Updated 5pm Friday: The Liquor Licensing Board granted Jacques Scott’s request to extend operating hours of its Savannah package store from 7pm to 10pm.
More than five years after a bitter battle over the opening of a liquor store in Savannah, the Liquor Licensing Board of Grand Cayman has found itself embroiled in another controversy from the once “dry” section of Bodden Town district.
This time, the dispute is not over whether a liquor store should be allowed to open in Savannah, but rather how late two stores there should remain open.
During the June meeting of the Liquor Licensing Board, Reflections Liquor-4-Less was granted a licence to sell alcohol at a location across the street from the Countryside Shopping Centre. The licence that was granted allows the store to remain open until 10pm.
The Jacques Scott liquor store in Countryside, which opened in 2007, is only allowed to stay open until 7pm, according to the current terms of its licence.
An attorney for the liquor retailer-distributor applied to extend the Savannah store’s hours until 10pm to match Reflections.
“Jacques Scott has an unimpeachable record and there have been no concerns at the Savannah store,” said William Peake of the Maples law firm. “Jacques Scott merely seeks equal treatment under the law.”
However, Bodden Town Church of God deacon Tommy Bodden objected to the liquor store having its hours extended and asked the Liquor Licensing Board members to rescind the Reflections opening hours.
Mr. Bodden said community members were simply not aware of the application made by Reflections owner Prentice Panton before it was heard by the board, or they would have objected to that business as well.
“We are still against [liquor stores] presence in the community and more so now,” Mr. Bodden said. “I think illegal drugs is a small issue compared to licensed alcoholic beverages.”
Liquor board chairman Mitchell Welds asked Mr. Bodden if he was aware of any criminal incidents or even people hanging around drinking outside the Jacques Scott store since it opened five years ago.
“Have you observed any such incidents at the Jacques Scott store?” Mr. Welds asked.
“I can’t say that I did, sir,” Mr. Bodden replied.
Mr. Panton noted that his store’s application complied with all planning and building requirements.
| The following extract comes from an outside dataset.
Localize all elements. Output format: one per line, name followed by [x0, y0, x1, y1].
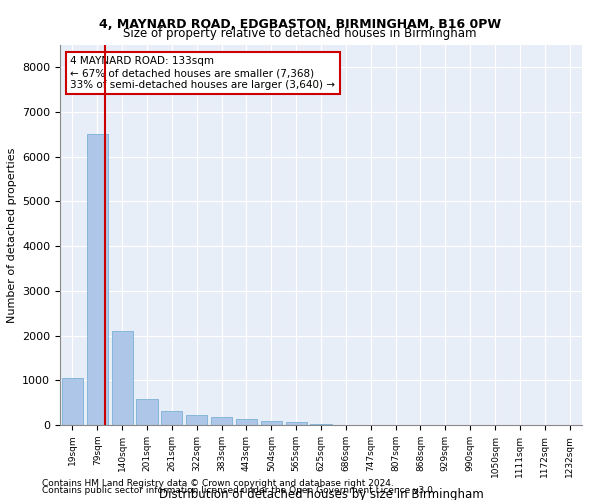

He said the store could increase its business 25 to 30 per cent simply by staying open later at night.
He also noted that he had no objections to Jacques Scott staying open later at the Savannah location.
“I welcome the competition,” he said. “Things are going to get interesting.”
The board’s decision on the extension of hours application for Jacques Scott was expected sometime on Friday.